In an act of solidarity with their female colleagues, male staff members at Afghanistan’s 24/7 news channel, TOLOnews covered their faces on Sunday. 

TOLOnews director Khpolwak Sapai told the AFP that his channel was “forced” to make its anchors follow the order.

“We were told ‘You are forced to do it. You must do it. There is no other way’,” Sapai said.

“I was called on the telephone yesterday and was told in strict words to do it.

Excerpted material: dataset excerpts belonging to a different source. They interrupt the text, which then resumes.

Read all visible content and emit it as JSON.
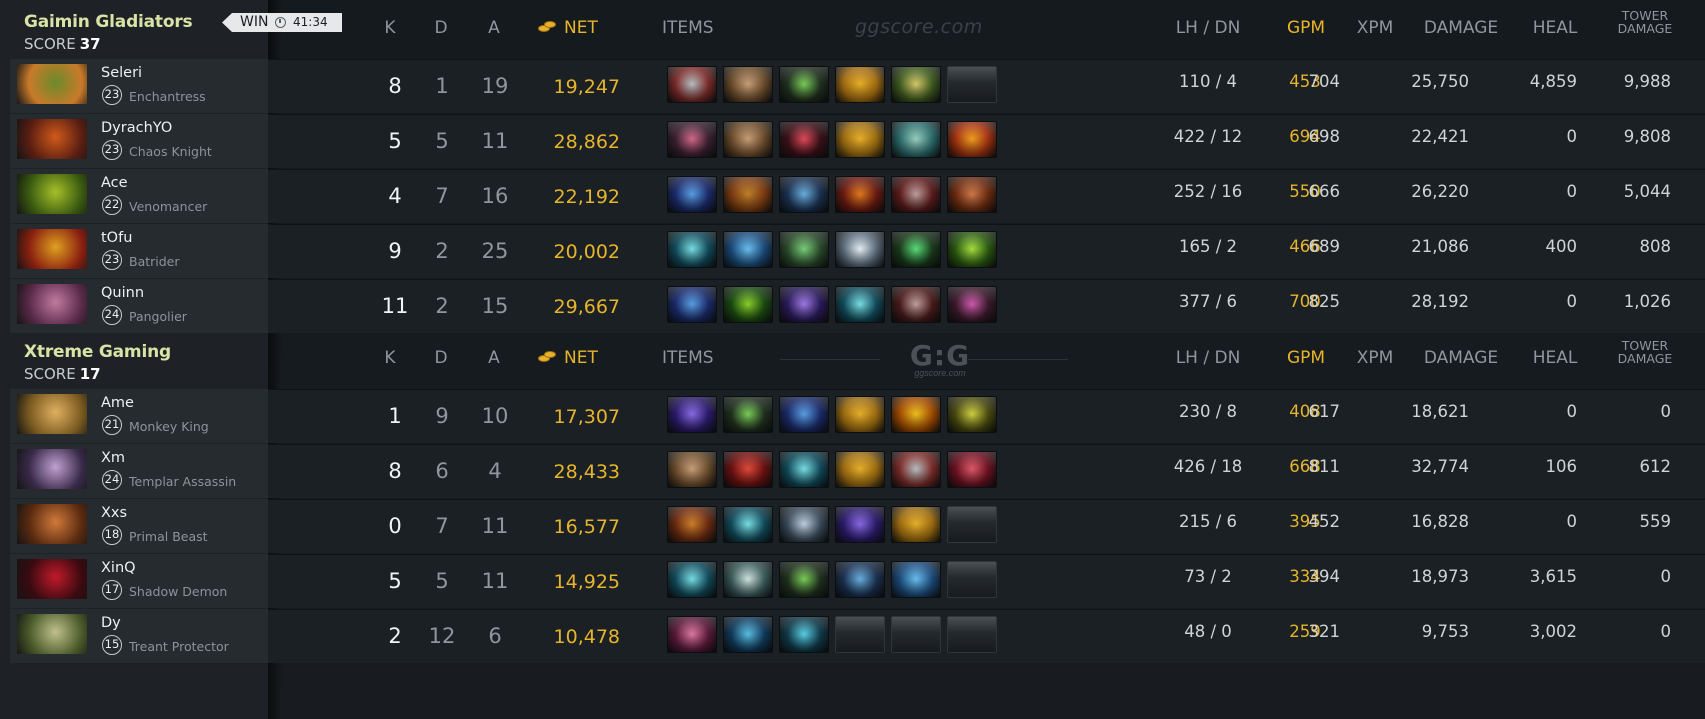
{
  "teams": [
    {
      "name": "Gaimin Gladiators",
      "score_label": "SCORE",
      "score": "37",
      "result": "WIN",
      "duration": "41:34",
      "players": [
        {
          "name": "Seleri",
          "level": "23",
          "hero": "Enchantress",
          "k": "8",
          "d": "1",
          "a": "19",
          "net": "19,247",
          "lh_dn": "110  /  4",
          "gpm": "453",
          "xpm": "704",
          "damage": "25,750",
          "heal": "4,859",
          "tower": "9,988",
          "portrait": [
            "#c97a2a",
            "#6b8a2a"
          ],
          "items": [
            [
              "#7a2a28",
              "#b8c0c4"
            ],
            [
              "#6a4a2a",
              "#c9a079"
            ],
            [
              "#20301e",
              "#7bcf5a"
            ],
            [
              "#a06a10",
              "#e8b02a"
            ],
            [
              "#3e5a1e",
              "#d6c96a"
            ],
            null
          ]
        },
        {
          "name": "DyrachYO",
          "level": "23",
          "hero": "Chaos Knight",
          "k": "5",
          "d": "5",
          "a": "11",
          "net": "28,862",
          "lh_dn": "422  /  12",
          "gpm": "694",
          "xpm": "698",
          "damage": "22,421",
          "heal": "0",
          "tower": "9,808",
          "portrait": [
            "#5a1e12",
            "#d05a1a"
          ],
          "items": [
            [
              "#3a2030",
              "#d36a8a"
            ],
            [
              "#6a4a2a",
              "#c9a079"
            ],
            [
              "#3a1018",
              "#e24a5a"
            ],
            [
              "#9a6a10",
              "#e8b02a"
            ],
            [
              "#2a6a6a",
              "#9ad0c0"
            ],
            [
              "#a03010",
              "#f0a020"
            ]
          ]
        },
        {
          "name": "Ace",
          "level": "22",
          "hero": "Venomancer",
          "k": "4",
          "d": "7",
          "a": "16",
          "net": "22,192",
          "lh_dn": "252  /  16",
          "gpm": "550",
          "xpm": "666",
          "damage": "26,220",
          "heal": "0",
          "tower": "5,044",
          "portrait": [
            "#3a5a10",
            "#a6c02a"
          ],
          "items": [
            [
              "#1a2a6a",
              "#5aa0e6"
            ],
            [
              "#7a3a10",
              "#c0802a"
            ],
            [
              "#1a3050",
              "#6ab0e0"
            ],
            [
              "#6a1a10",
              "#e07a20"
            ],
            [
              "#5a1a1a",
              "#c0a0a0"
            ],
            [
              "#6a2a10",
              "#d07a4a"
            ]
          ]
        },
        {
          "name": "tOfu",
          "level": "23",
          "hero": "Batrider",
          "k": "9",
          "d": "2",
          "a": "25",
          "net": "20,002",
          "lh_dn": "165  /  2",
          "gpm": "466",
          "xpm": "689",
          "damage": "21,086",
          "heal": "400",
          "tower": "808",
          "portrait": [
            "#8a2010",
            "#e0a020"
          ],
          "items": [
            [
              "#104a5a",
              "#7ae0e6"
            ],
            [
              "#1a4a7a",
              "#6ac0f0"
            ],
            [
              "#2a4a2a",
              "#7ad07a"
            ],
            [
              "#5a6a7a",
              "#e6f0f6"
            ],
            [
              "#1a3a1a",
              "#5ae07a"
            ],
            [
              "#2a5a10",
              "#a6e040"
            ]
          ]
        },
        {
          "name": "Quinn",
          "level": "24",
          "hero": "Pangolier",
          "k": "11",
          "d": "2",
          "a": "15",
          "net": "29,667",
          "lh_dn": "377  /  6",
          "gpm": "700",
          "xpm": "825",
          "damage": "28,192",
          "heal": "0",
          "tower": "1,026",
          "portrait": [
            "#5a2a4a",
            "#c07aa0"
          ],
          "items": [
            [
              "#1a2a6a",
              "#5aa0e6"
            ],
            [
              "#1a4a10",
              "#8ad02a"
            ],
            [
              "#2a1a5a",
              "#a07ae6"
            ],
            [
              "#104a5a",
              "#7ae0e6"
            ],
            [
              "#4a1a1a",
              "#c0a0a0"
            ],
            [
              "#3a1a2a",
              "#d05ab0"
            ]
          ]
        }
      ]
    },
    {
      "name": "Xtreme Gaming",
      "score_label": "SCORE",
      "score": "17",
      "players": [
        {
          "name": "Ame",
          "level": "21",
          "hero": "Monkey King",
          "k": "1",
          "d": "9",
          "a": "10",
          "net": "17,307",
          "lh_dn": "230  /  8",
          "gpm": "408",
          "xpm": "617",
          "damage": "18,621",
          "heal": "0",
          "tower": "0",
          "portrait": [
            "#7a5a20",
            "#e0b060"
          ],
          "items": [
            [
              "#2a1a6a",
              "#8a6ae6"
            ],
            [
              "#20301e",
              "#7bcf5a"
            ],
            [
              "#1a2a6a",
              "#5aa0e6"
            ],
            [
              "#9a6a10",
              "#e8b02a"
            ],
            [
              "#a04a00",
              "#f0c020"
            ],
            [
              "#4a4a10",
              "#d0d040"
            ]
          ]
        },
        {
          "name": "Xm",
          "level": "24",
          "hero": "Templar Assassin",
          "k": "8",
          "d": "6",
          "a": "4",
          "net": "28,433",
          "lh_dn": "426  /  18",
          "gpm": "668",
          "xpm": "811",
          "damage": "32,774",
          "heal": "106",
          "tower": "612",
          "portrait": [
            "#3a2a4a",
            "#c0a0d0"
          ],
          "items": [
            [
              "#6a4a2a",
              "#c9a079"
            ],
            [
              "#6a1010",
              "#e04a3a"
            ],
            [
              "#104a5a",
              "#7ae0e6"
            ],
            [
              "#9a6a10",
              "#e8b02a"
            ],
            [
              "#7a2a28",
              "#b8c0c4"
            ],
            [
              "#6a1020",
              "#e05a6a"
            ]
          ]
        },
        {
          "name": "Xxs",
          "level": "18",
          "hero": "Primal Beast",
          "k": "0",
          "d": "7",
          "a": "11",
          "net": "16,577",
          "lh_dn": "215  /  6",
          "gpm": "395",
          "xpm": "452",
          "damage": "16,828",
          "heal": "0",
          "tower": "559",
          "portrait": [
            "#5a2a10",
            "#d07a3a"
          ],
          "items": [
            [
              "#6a2a10",
              "#d0802a"
            ],
            [
              "#104a5a",
              "#7ae0e6"
            ],
            [
              "#3a4a5a",
              "#c0d0e0"
            ],
            [
              "#2a1a6a",
              "#8a6ae6"
            ],
            [
              "#9a6a10",
              "#e8b02a"
            ],
            null
          ]
        },
        {
          "name": "XinQ",
          "level": "17",
          "hero": "Shadow Demon",
          "k": "5",
          "d": "5",
          "a": "11",
          "net": "14,925",
          "lh_dn": "73  /  2",
          "gpm": "334",
          "xpm": "394",
          "damage": "18,973",
          "heal": "3,615",
          "tower": "0",
          "portrait": [
            "#3a0a10",
            "#c01a2a"
          ],
          "items": [
            [
              "#104a5a",
              "#7ae0e6"
            ],
            [
              "#3a5a5a",
              "#d0e6e0"
            ],
            [
              "#20301e",
              "#7bcf5a"
            ],
            [
              "#1a3050",
              "#6ab0e0"
            ],
            [
              "#1a4a7a",
              "#6ac0f0"
            ],
            null
          ]
        },
        {
          "name": "Dy",
          "level": "15",
          "hero": "Treant Protector",
          "k": "2",
          "d": "12",
          "a": "6",
          "net": "10,478",
          "lh_dn": "48  /  0",
          "gpm": "259",
          "xpm": "321",
          "damage": "9,753",
          "heal": "3,002",
          "tower": "0",
          "portrait": [
            "#4a5a2a",
            "#c0c08a"
          ],
          "items": [
            [
              "#5a1a3a",
              "#e07aa0"
            ],
            [
              "#103a5a",
              "#5ac0e6"
            ],
            [
              "#103a4a",
              "#5ad0e6"
            ],
            null,
            null,
            null
          ]
        }
      ]
    }
  ],
  "headers": {
    "k": "K",
    "d": "D",
    "a": "A",
    "net": "NET",
    "items": "ITEMS",
    "lh_dn": "LH  /  DN",
    "gpm": "GPM",
    "xpm": "XPM",
    "damage": "DAMAGE",
    "heal": "HEAL",
    "tower_line1": "TOWER",
    "tower_line2": "DAMAGE"
  },
  "watermarks": {
    "site": "ggscore.com",
    "logo": "G:G",
    "logo_sub": "ggscore.com"
  }
}
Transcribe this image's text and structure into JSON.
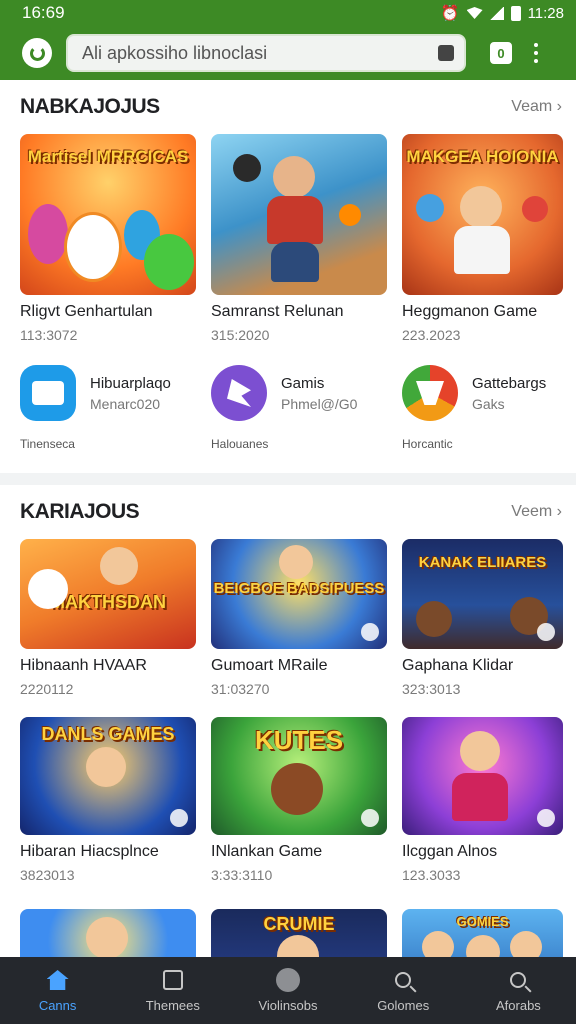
{
  "status": {
    "time": "16:69",
    "right_time": "11:28"
  },
  "toolbar": {
    "search_text": "Ali apkossiho libnoclasi"
  },
  "section1": {
    "title": "NABKAJOJUS",
    "view": "Veam",
    "cards": [
      {
        "thumb_title": "Martisel MRRCICAS",
        "name": "Rligvt Genhartulan",
        "meta": "113:3072",
        "bg": "#ff7b25"
      },
      {
        "thumb_title": "",
        "name": "Samranst Relunan",
        "meta": "315:2020",
        "bg": "#3d92c9"
      },
      {
        "thumb_title": "MAKGEA HOIONIA",
        "name": "Heggmanon Game",
        "meta": "223.2023",
        "bg": "#e5682e"
      }
    ],
    "apps": [
      {
        "name": "Hibuarplaqo",
        "sub": "Menarc020",
        "tag": "Tinenseca",
        "icon_color": "#1e9be8"
      },
      {
        "name": "Gamis",
        "sub": "Phmel@/G0",
        "tag": "Halouanes",
        "icon_color": "#7c4fd1"
      },
      {
        "name": "Gattebargs",
        "sub": "Gaks",
        "tag": "Horcantic",
        "icon_color": "#f29a15"
      }
    ]
  },
  "section2": {
    "title": "KARIAJOUS",
    "view": "Veem",
    "rows": [
      [
        {
          "thumb_title": "MAKTHSDAN",
          "name": "Hibnaanh HVAAR",
          "meta": "2220112",
          "bg": "#f07c2a"
        },
        {
          "thumb_title": "BEIGBOE BADSIPUESS",
          "name": "Gumoart MRaile",
          "meta": "31:03270",
          "bg": "#3a7bd5"
        },
        {
          "thumb_title": "KANAK ELIIARES",
          "name": "Gaphana Klidar",
          "meta": "323:3013",
          "bg": "#27509b"
        }
      ],
      [
        {
          "thumb_title": "DANLS GAMES",
          "name": "Hibaran Hiacsplnce",
          "meta": "3823013",
          "bg": "#1f4fb3"
        },
        {
          "thumb_title": "KUTES",
          "name": "INlankan Game",
          "meta": "3:33:3110",
          "bg": "#3ba43b"
        },
        {
          "thumb_title": "",
          "name": "Ilcggan Alnos",
          "meta": "123.3033",
          "bg": "#8c3fd6"
        }
      ],
      [
        {
          "thumb_title": "",
          "name": "",
          "meta": "",
          "bg": "#3e8df0"
        },
        {
          "thumb_title": "CRUMIE",
          "name": "",
          "meta": "",
          "bg": "#27408c"
        },
        {
          "thumb_title": "GOMIES",
          "name": "",
          "meta": "",
          "bg": "#2e6fbd"
        }
      ]
    ]
  },
  "nav": [
    {
      "label": "Canns",
      "icon": "home-icon"
    },
    {
      "label": "Themees",
      "icon": "frame-icon"
    },
    {
      "label": "Violinsobs",
      "icon": "circle-icon"
    },
    {
      "label": "Golomes",
      "icon": "search-icon"
    },
    {
      "label": "Aforabs",
      "icon": "search-icon"
    }
  ]
}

So, it is not by choice but by force that we are doing it.”

One female TOLOnews TV anchor, Sonia Niazi, told Al Jazeera that she “wasn’t feeling good at all” about the law, calling such restriction “outside culture”.

“This decree is unpredictable for all female presenters, because Islam has not commanded us to cover our faces,” she said.

“Every Islamic scholar and political figure has opposed this decree.”

Earlier this month, the Taliban’s leader Hibatullah Akhundzada issued an order requiring all women to cover up completely in public, including their faces. 

The latest decree adds to the Taliban’s regime of heavy-handed restrictions on the rights of Afghan women — earlier this year, it issued a directive to airlines that women without a male chaperon be prohibited from domestic or international flights. 

In March, schools for girls over Year 6 were shut.

Last September, just a month after its takeover, the Taliban closed Afghanistan’s women’s affairs ministry, replacing it with an all-male ministry for the “propagation of virtue and the prevention of vice. 

Monash University’s Castan Centre for Human Rights Law released a report in March, titled ‘Australia’s responsibility to protect the Human Rights of women in Afghanistan’.

It noted that “women and girls throughout [Afghanistan] are experiencing the rapid erosion of their freedoms, and violation of their fundamental rights as the Taliban systematically unravels gains made by women and girls”.

Since their return to power, the Taliban have pursued a campaign of silencing women.